Formalized the tier system into three purpose-built rubrics. Federal stays 60/40 God First / America First. State and local move to 70/30 God First / State (or Local) First — lower offices have narrower national scope, so faithfulness weighs heavier. Added three categories: Public Justice & Law/Order (Romans 13, God First at state & local), Refuse Federal Overreach (State First), and Refuse State Overreach (Local First) — encoding subsidiarity, measuring officials on authority they actually hold. Self-Defense & 2A moved to the Government pillar; Election Integrity stays God First; Foreign Policy Restraint and Industry Capture are federal-only. Migration was non-destructive: shared category scores carried over, new categories backfill over time.

v4.3 — Local-tier question variants (May 18, 2026)

Added local-tier display text for 22 questions so city council, mayor, school-board, and sheriff candidates get rubric wording that matches what their chair actually decides. Boolean unchanged.

v4.2 — State-tier question variants (May 18, 2026)

Added state-tier display text for 39 questions. A state senator's "Article I war powers" line now reads "state legislative authorization for National Guard deployment." A state legislator's federal-only questions remain N/A.

v4.1 — Tier-aware N/A masking (May 17, 2026)

Tagged every one of the 50 questions with the tiers where it's a fair test of office. Retrofitted 61,859 cells across the database: state officials get 43-of-50 applicable, local officials 22-of-50, federal officials remain 50-of-50. Dynamic-max grading shrinks the denominator instead of penalizing officials for questions outside their chair's authority.

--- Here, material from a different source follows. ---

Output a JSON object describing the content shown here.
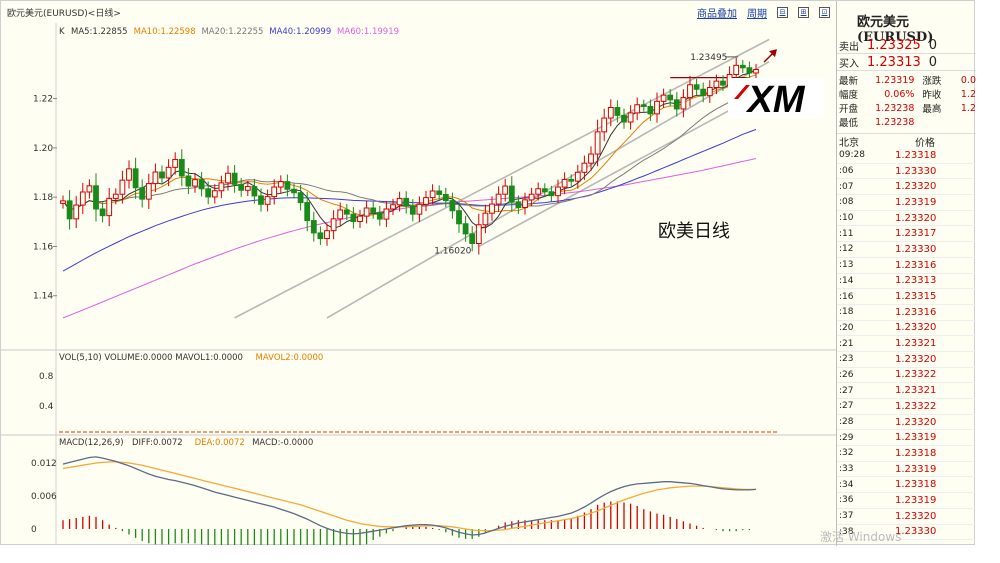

v4.0 — God First / America First (May 2026)

The previous rubric was 7 categories × 5 questions × 2 pts = 70 points. v4.0 added three categories — Economic Stewardship, Industry Capture & Sovereignty, and the elevation of Election Integrity from a sub-question to a full category — and reorganized the existing seven into the God First / America First two-tier structure. PCH/CBG was retired as a label and its substance absorbed into Family & Child Sovereignty + Christian Liberty.

Result: the scorecard now catches gaps the old rubric masked. Specifically — establishment Republicans who score well on culture-war questions but take Pharma + defense-contractor + Big Ag money quietly. The new categories exist precisely to surface that pattern.